I was referred to a number of authorities indicating the unwillingness of appeal Courts to interfere with the discretion of a primary Tribunal as to determining what is an appropriate costs order, but from time to time the appeal Court does interfere, a relatively recent example being Di Carlo v Dubois [2002] QCA 225.
In my opinion leave to appeal ought to be granted nunc pro tunc and the appeal ought to be allowed. There seems to be no jurisdiction in this Court under the repealed section 94 of the Queensland Building Services Authority Act which, as I have said, continues to be applied between the present parties, whereby this Court could make any final costs determination. What the Court might have done, I suppose, if it had such a jurisdiction, would range from an order for indemnity costs in favour of the applicants through "no order as to costs" to an order similar in effect to the Tribunal member's. At both ends of the bar table the view has been taken that the appropriate thing for this Court to do is to remit the matter to the Tribunal under section 94(4)(b) for further hearing or rehearing.
A suggestion in the appellant's outline of argument is that the factors bearing on costs listed in section 61 (4) of the Queensland Building Tribunal Act 2000 ought to be applied. As a matter of law, Section 61(4) does not apply. I think no more could be said about it than that it lists the kinds of matters which might be considered. I suppose the Calderbank letters would come within section 61(4)(b) "the conduct of the parties before and after the proceeding".

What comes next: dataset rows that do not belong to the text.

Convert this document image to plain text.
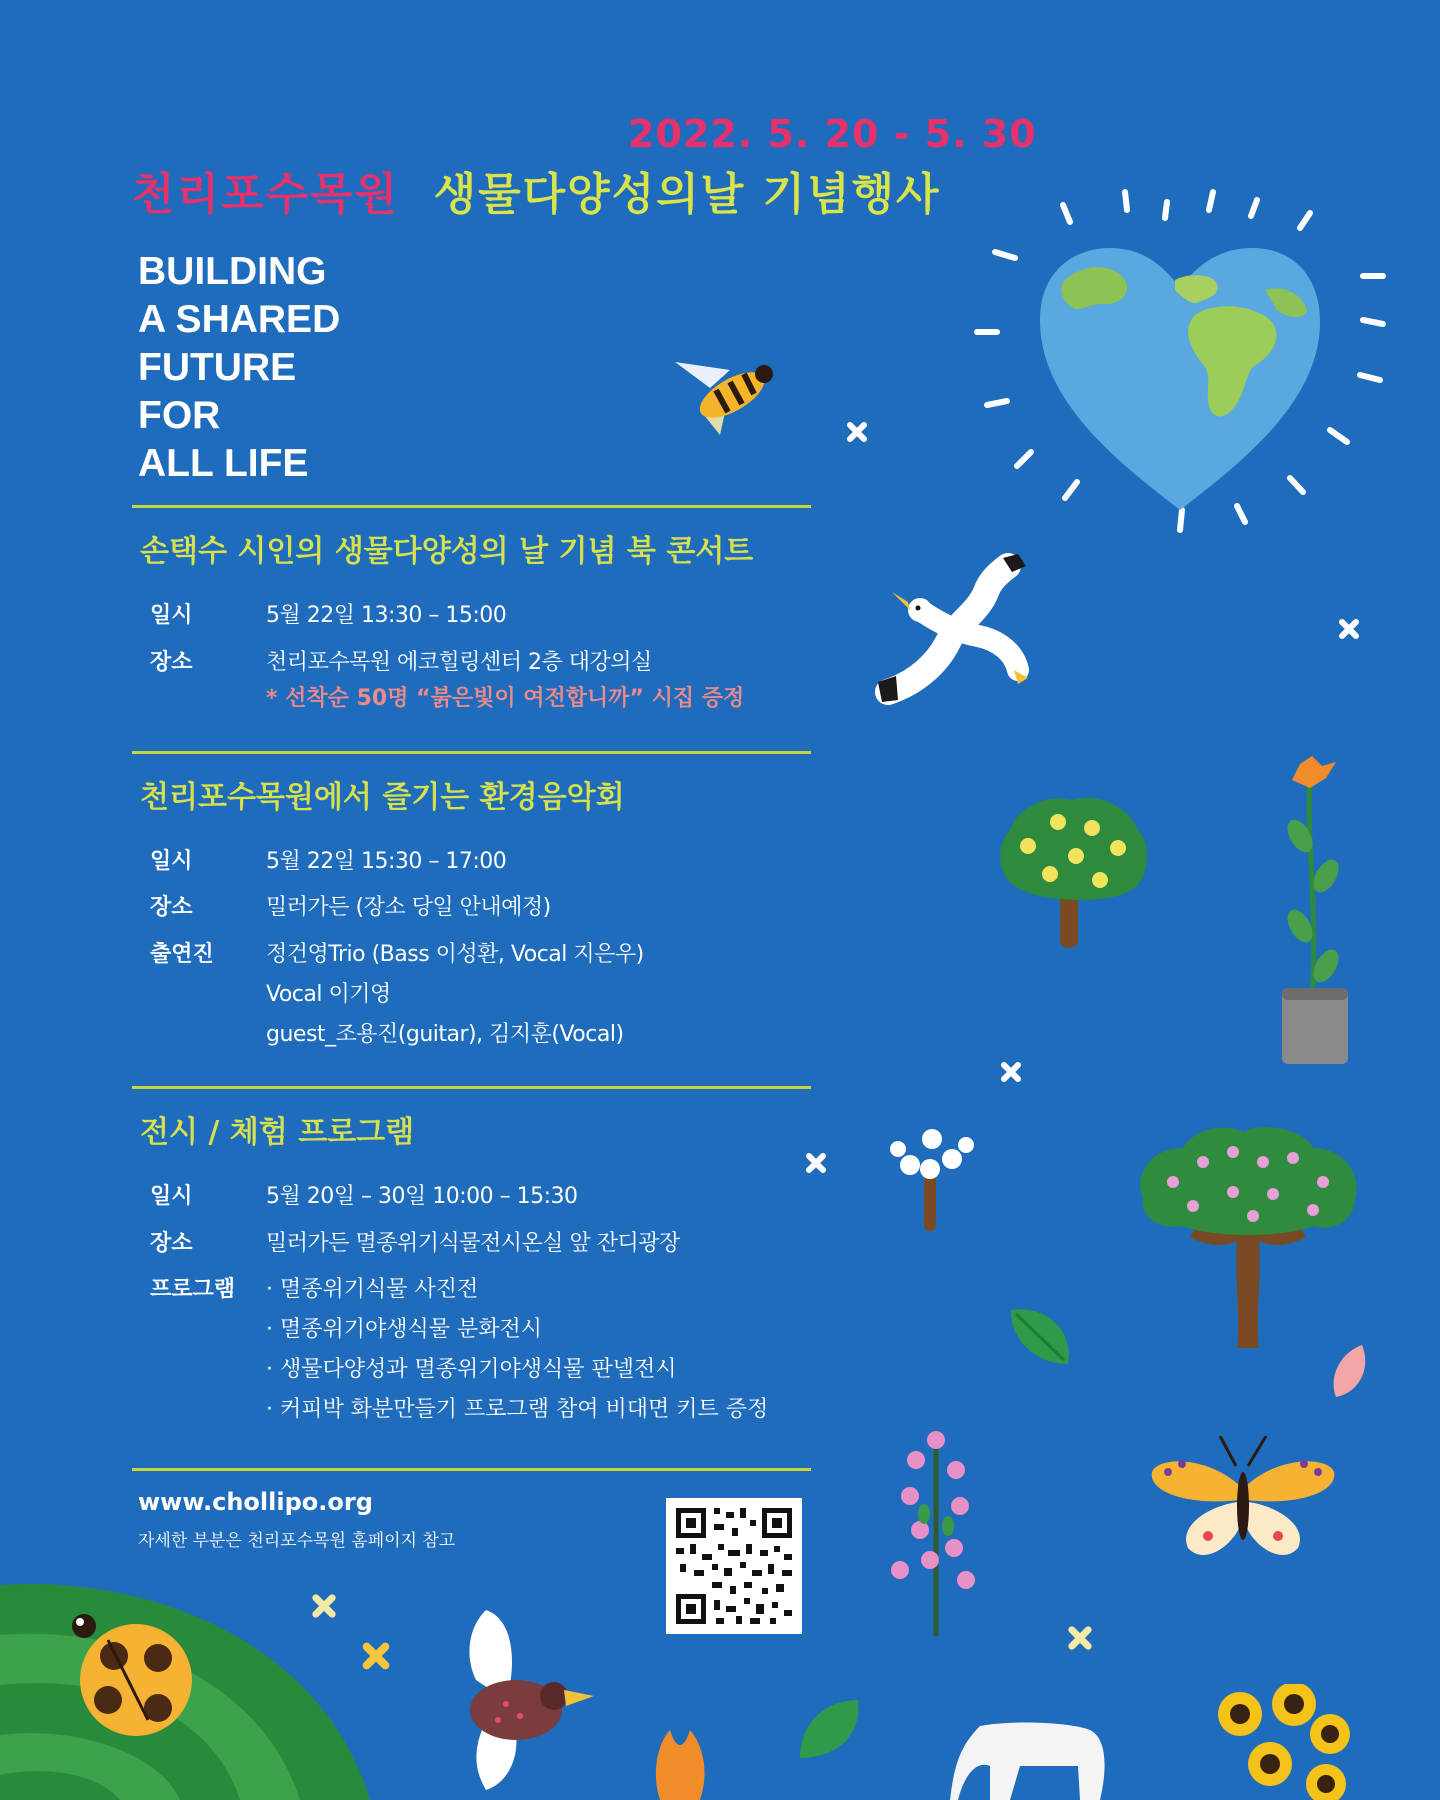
2022. 5. 20 - 5. 30
천리포수목원 생물다양성의날 기념행사
BUILDING
A SHARED
FUTURE
FOR
ALL LIFE
손택수 시인의 생물다양성의 날 기념 북 콘서트
일시	5월 22일 13:30 – 15:00
장소	천리포수목원 에코힐링센터 2층 대강의실
* 선착순 50명 “붉은빛이 여전합니까” 시집 증정
천리포수목원에서 즐기는 환경음악회
일시	5월 22일 15:30 – 17:00
장소	밀러가든 (장소 당일 안내예정)
출연진 정건영Trio (Bass 이성환, Vocal 지은우)
Vocal 이기영
guest_조용진(guitar), 김지훈(Vocal)
전시 / 체험 프로그램
일시	5월 20일 – 30일 10:00 – 15:30
장소	밀러가든 멸종위기식물전시온실 앞 잔디광장
프로그램 · 멸종위기식물 사진전
· 멸종위기야생식물 분화전시
· 생물다양성과 멸종위기야생식물 판넬전시
· 커피박 화분만들기 프로그램 참여 비대면 키트 증정
www.chollipo.org
자세한 부분은 천리포수목원 홈페이지 참고
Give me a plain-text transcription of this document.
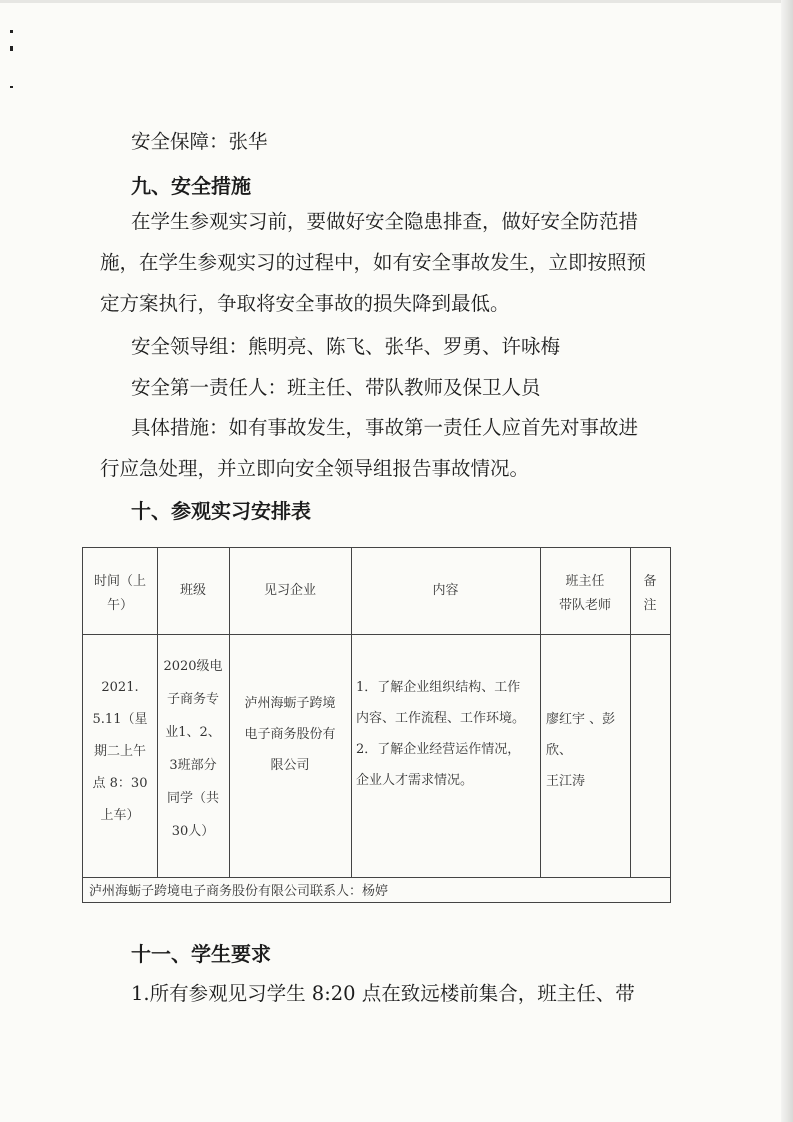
安全保障：张华
九、安全措施
在学生参观实习前，要做好安全隐患排查，做好安全防范措
施，在学生参观实习的过程中，如有安全事故发生，立即按照预
定方案执行，争取将安全事故的损失降到最低。
安全领导组：熊明亮、陈飞、张华、罗勇、许咏梅
安全第一责任人：班主任、带队教师及保卫人员
具体措施：如有事故发生，事故第一责任人应首先对事故进
行应急处理，并立即向安全领导组报告事故情况。
十、参观实习安排表
时间（上
午）
班级	见习企业	内容
班主任
带队老师
备
注
2021.
5.11（星
期二上午
点 8：30
上车）
2020级电
子商务专
业1、2、
3班部分
同学（共
30人）
泸州海蛎子跨境
电子商务股份有
限公司
1．了解企业组织结构、工作
内容、工作流程、工作环境。
2．了解企业经营运作情况，
企业人才需求情况。
廖红宇 、彭
欣、
王江涛
泸州海蛎子跨境电子商务股份有限公司联系人：杨婷
十一、学生要求
1.所有参观见习学生 8:20 点在致远楼前集合，班主任、带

This Court has ruled that that is a matter that ought to have been considered further. This Court is of the view that consideration ought to be given when the matter is back in the Tribunal to a separate determination of the fair and just incidence of costs in relation to the various hearings that occurred or steps that were taken in the Tribunal.
There has been some discussion as to whether or not the same Tribunal number ought to hear the matter. Judgment about that is perhaps left to the Chairperson of the Tribunal or whoever allocates work there. There seems no particular reason why the same member ought to be involved. He did not have the advantage of particularly close familiarity with the whole saga in the Tribunal. The view might well be taken that in the circumstances it was more appropriate for a different member to be involved.
...
HIS HONOUR: I will make an order setting aside the orders made in the Tribunal on the 28th of March last year.
I will order that the respondent Mr Knigge pay the cost of the appellants of proceedings in this Court to be assessed and in reliance on my decision in Morris, which Mr Thomson reminded me of; order that there be a certificate under the Appeal Costs Fund.